M. Gilles Carrez, rapporteur général :

L’urgence serait d’abord de revoir le zonage.

 

M. Jean-Pierre Brard :

Ce n’est pas parti pour !

 

M. Gilles Carrez, rapporteur général :

Il est prévu de le faire dans le cadre de la loi sur le logement, qui – beaucoup l’ont souligné – doit être examinée rapidement.

 

M. Henri Emmanuelli :

Ce n’est pas demain la veille !

 

M. Gilles Carrez, rapporteur général :

Le nouveau dispositif d’investissement locatif par réduction d’impôt, que vous avez bien voulu accepter, est excellent. Encore faut-il qu’il s’applique à un zonage adapté.

 

Mme la présidente :

Quel est l’avis du Gouvernement ?

 

M. Éric Woerth, ministre du budget :

J’entends bien la proposition de M. Scellier, dont nous avons discuté. Les deux dispositifs sont tuilés pendant l’année 2009 : on peut faire jouer le Borloo-Robien ou le nouveau dispositif voté sous l’impulsion de Gilles Carrez.

Les permis de construire votés avant le 1er janvier 2009 en zone C relèvent de l’avantage Borloo-Robien classique. Mais nous avons voulu qu’il soit possible de jouer sur les deux systèmes, afin de vérifier que chaque dispositif possède un caractère incitatif. Nous sommes ainsi parvenus à un bon équilibre.

Si le zonage lui-même peut sûrement poser des difficultés, celles que vous soulignez relèvent d’une autre logique. Si des reclassements s’imposent, ils seront faits. Quoi qu’il en soit, avec ce tuilage entre les deux dispositifs, un équilibre a été trouvé, puisque les permis de construire déposés avant le 1er janvier 2009 bénéficient d’un avantage fiscal – en l’occurrence le Borloo-Robien.

 

Mme la présidente :

La parole est à M. Michel Piron.

 

M. Michel Piron :

La question du zonage est importante, puisqu’elle conditionne l’efficacité, donc le bon emploi des crédits publics.
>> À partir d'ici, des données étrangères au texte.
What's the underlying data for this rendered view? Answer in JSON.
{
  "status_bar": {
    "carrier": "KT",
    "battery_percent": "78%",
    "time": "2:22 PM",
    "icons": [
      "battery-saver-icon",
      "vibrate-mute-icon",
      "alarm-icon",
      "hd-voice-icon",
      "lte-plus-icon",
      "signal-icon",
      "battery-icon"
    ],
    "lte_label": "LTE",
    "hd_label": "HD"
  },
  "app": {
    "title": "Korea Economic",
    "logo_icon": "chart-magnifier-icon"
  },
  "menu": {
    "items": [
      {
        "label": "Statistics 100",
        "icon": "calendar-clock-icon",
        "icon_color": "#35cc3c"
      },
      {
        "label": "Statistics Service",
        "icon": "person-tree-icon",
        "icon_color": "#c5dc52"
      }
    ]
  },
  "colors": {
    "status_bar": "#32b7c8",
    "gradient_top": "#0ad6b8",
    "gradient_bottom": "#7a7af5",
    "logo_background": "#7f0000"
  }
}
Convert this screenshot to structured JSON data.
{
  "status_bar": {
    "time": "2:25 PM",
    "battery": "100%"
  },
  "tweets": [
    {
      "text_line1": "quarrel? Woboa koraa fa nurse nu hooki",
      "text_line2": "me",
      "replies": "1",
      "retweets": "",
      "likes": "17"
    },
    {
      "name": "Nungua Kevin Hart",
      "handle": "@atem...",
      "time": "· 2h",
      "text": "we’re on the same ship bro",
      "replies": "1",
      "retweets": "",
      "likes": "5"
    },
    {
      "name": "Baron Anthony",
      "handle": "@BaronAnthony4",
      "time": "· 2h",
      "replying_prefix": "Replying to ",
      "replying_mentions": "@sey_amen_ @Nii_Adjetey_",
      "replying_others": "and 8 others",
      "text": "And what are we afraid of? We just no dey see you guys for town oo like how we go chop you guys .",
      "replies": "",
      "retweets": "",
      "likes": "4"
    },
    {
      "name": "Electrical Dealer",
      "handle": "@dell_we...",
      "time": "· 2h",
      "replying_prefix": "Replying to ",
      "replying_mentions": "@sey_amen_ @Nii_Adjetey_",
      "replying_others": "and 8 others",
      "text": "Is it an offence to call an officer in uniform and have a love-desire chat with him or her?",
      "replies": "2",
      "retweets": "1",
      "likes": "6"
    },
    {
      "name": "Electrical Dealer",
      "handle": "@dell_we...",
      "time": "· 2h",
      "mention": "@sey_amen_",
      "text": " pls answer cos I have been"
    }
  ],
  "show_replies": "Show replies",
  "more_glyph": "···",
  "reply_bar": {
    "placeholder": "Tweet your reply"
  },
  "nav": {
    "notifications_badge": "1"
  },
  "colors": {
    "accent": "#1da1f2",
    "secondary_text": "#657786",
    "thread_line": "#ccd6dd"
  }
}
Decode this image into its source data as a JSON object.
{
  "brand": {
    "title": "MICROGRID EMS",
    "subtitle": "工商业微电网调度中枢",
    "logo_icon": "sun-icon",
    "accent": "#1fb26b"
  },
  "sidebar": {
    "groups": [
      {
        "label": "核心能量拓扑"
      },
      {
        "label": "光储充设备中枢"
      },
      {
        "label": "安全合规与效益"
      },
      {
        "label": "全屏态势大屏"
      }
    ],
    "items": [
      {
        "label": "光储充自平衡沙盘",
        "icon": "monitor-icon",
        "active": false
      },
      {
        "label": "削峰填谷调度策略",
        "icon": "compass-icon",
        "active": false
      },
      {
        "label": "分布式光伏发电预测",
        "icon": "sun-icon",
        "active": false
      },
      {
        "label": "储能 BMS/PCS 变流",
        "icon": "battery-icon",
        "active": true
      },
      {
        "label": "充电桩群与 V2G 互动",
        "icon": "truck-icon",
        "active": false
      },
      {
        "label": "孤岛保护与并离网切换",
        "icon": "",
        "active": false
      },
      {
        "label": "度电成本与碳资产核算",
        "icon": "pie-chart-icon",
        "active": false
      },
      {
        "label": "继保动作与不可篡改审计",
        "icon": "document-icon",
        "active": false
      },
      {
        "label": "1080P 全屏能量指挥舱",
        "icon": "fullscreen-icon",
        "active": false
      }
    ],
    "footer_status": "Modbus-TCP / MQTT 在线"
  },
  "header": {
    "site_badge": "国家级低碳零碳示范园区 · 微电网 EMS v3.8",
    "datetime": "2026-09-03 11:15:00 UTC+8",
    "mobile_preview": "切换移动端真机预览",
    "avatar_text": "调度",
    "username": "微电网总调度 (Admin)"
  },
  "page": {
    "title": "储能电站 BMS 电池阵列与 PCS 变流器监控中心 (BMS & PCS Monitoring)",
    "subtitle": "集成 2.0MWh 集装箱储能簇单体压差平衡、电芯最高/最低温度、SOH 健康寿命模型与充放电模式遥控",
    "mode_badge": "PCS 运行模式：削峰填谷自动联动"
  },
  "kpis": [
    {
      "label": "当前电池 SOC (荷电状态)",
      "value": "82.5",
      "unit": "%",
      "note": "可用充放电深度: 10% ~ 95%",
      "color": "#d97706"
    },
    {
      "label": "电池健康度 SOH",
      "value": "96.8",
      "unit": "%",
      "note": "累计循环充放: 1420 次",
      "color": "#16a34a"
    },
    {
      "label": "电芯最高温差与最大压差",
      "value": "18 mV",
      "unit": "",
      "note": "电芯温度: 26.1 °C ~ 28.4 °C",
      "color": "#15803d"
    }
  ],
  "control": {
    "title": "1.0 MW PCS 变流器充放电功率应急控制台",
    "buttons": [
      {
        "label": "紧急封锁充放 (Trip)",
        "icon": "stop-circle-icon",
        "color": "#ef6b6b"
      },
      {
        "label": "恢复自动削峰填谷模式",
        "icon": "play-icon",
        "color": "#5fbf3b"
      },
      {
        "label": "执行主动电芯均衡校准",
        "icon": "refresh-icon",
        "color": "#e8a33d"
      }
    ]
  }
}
Le dispositif doit être incitatif, et ne surtout pas devenir un soutien ou un encouragement à l’erreur, en termes d’implantation.

Manifestement, les zonages datent. Si les zones A ne posent pas problème, de même que la plus grande majorité des zones B, certaines zones B s’apparentent en fait aux zones détendues de la zone C, et certaines villes moyennes de la zone C connaissent encore des tensions.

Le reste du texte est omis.